The husband in this case is the delinquent; nevertheless, he will derive from the profits of his estate (which is estimated at something like $300,000) an amount which will exceed one-third of the net income. This will be for his exclusive personal use. To this fixed income he can add any sums proceeding from, his own industry. Moreover, if conditions change at any time, and a readjustment of the allowances fixed by the court should appear to be just and proper, such readjustment may be secured upon application to the court. It does not appear that the courjt erred in respect of the above allowances.
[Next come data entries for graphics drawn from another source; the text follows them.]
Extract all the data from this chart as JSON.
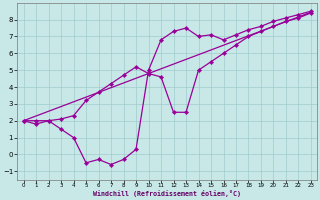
{
  "xlabel": "Windchill (Refroidissement éolien,°C)",
  "background_color": "#c8e8e8",
  "grid_color": "#a0cccc",
  "line_color": "#990099",
  "xlim_min": -0.5,
  "xlim_max": 23.5,
  "ylim_min": -1.5,
  "ylim_max": 9.0,
  "xticks": [
    0,
    1,
    2,
    3,
    4,
    5,
    6,
    7,
    8,
    9,
    10,
    11,
    12,
    13,
    14,
    15,
    16,
    17,
    18,
    19,
    20,
    21,
    22,
    23
  ],
  "yticks": [
    -1,
    0,
    1,
    2,
    3,
    4,
    5,
    6,
    7,
    8
  ],
  "hours": [
    0,
    1,
    2,
    3,
    4,
    5,
    6,
    7,
    8,
    9,
    10,
    11,
    12,
    13,
    14,
    15,
    16,
    17,
    18,
    19,
    20,
    21,
    22,
    23
  ],
  "line_zigzag": [
    2.0,
    1.8,
    2.0,
    1.5,
    1.0,
    -0.5,
    -0.3,
    -0.6,
    -0.3,
    0.3,
    5.0,
    6.8,
    7.3,
    7.5,
    7.0,
    7.1,
    6.8,
    7.1,
    7.4,
    7.6,
    7.9,
    8.1,
    8.3,
    8.5
  ],
  "line_straight": [
    2.0,
    2.28,
    2.56,
    2.84,
    3.12,
    3.4,
    3.68,
    3.96,
    4.24,
    4.52,
    4.8,
    5.08,
    5.36,
    5.64,
    5.92,
    6.2,
    6.48,
    6.76,
    7.04,
    7.32,
    7.6,
    7.88,
    8.16,
    8.44
  ],
  "line_hump": [
    2.0,
    2.0,
    2.0,
    2.1,
    2.3,
    3.2,
    3.7,
    4.2,
    4.7,
    5.2,
    4.8,
    4.6,
    2.5,
    2.5,
    5.0,
    5.5,
    6.0,
    6.5,
    7.0,
    7.3,
    7.6,
    7.9,
    8.1,
    8.4
  ]
}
[5] The last assignment of error relates to the allowance for counsel fees. The court appears to have proceeded prudently in respect to the allowance of these fees. In the first instance and in advance of the ascertainment of the merits of the controversy, a very small sum indeed appears to have been allowed in this connection. Too often these initial allowances are excessive and based upon the allegations of the plaintiff’s bill rather than upon knowledge of the merits of the issue. Such allowances tend to extravagance of allegation in the complainant’s statement reciting her grievances and the husband’s alleged misconduct. Many times in the result it is ascertained that the complaining wife is altogether at fault and relief is denied. Under such circumstances, it is inequitable that an unoffending husband should be compelled to contribute material sums to be expended to his harrassment by an errant spouse. The fact *565that the husband is made to pay such allowances, whatever the merits of the case, constitutes a strong inducement to the wife to bring a suit, without regard to the real merits, possibly at times with a malicious purpose to harass the husband. At all times such injudicious initial allowances furnish a temptation to the wife to take the chances of a controversy in which the material costs of the litigation will be imposed upon her adversary, whether she wins or loses. The relative'condition of the parties to a divorce suit has greatly changed with the passage of years. Formerly the wife was under great disabilities. She was not an independent contracting agent. Upon marriage, her property became, in large measure, the property of the husband. But all of this has been changed by the positive provisions of present day statutes. The wife holds her own property, and is capable of contracting and being contracted with; in a word, she has been relieved from disabilities which were formerly considered in connection with allowing counsel fees when the wife appealed to the courts for relief in respect of the alleged defaults of the husband.

The trial court seems to have had the foregoing considerations in mind in this case, and his initial allowance for counsel fees was merely nominal. In the final decree, after the merits of the controversy had been settled, and the husband ascertained to be in fault, the sum of $2,500 was allowed. This was a liberal allowance under the circumstances, but we cannot say that there is such error in same that we will undertake to reduce the amount thus awarded. This case is a simple one, presents no complications, and requires the exercise of no great skill or industry on the part of counsel bringing the suit. In making allowances for legal services in these cases, the courts should have in mind the amount of the estate, but in far greater degree such allowances should rest upon the difficulties of the litigation and *566the demands which it makes upon the time, knowledge, industry and professional skill of counsel. The allowance made by the trial court in the instant case must be considered to provide compensation both for services below, and appearance in this court.

We find no error in the decree complained of, and the same is affirmed.

Affirmed.

(Burks, J., was of opinion that the allowances for alimony and counsel fees were excessive.)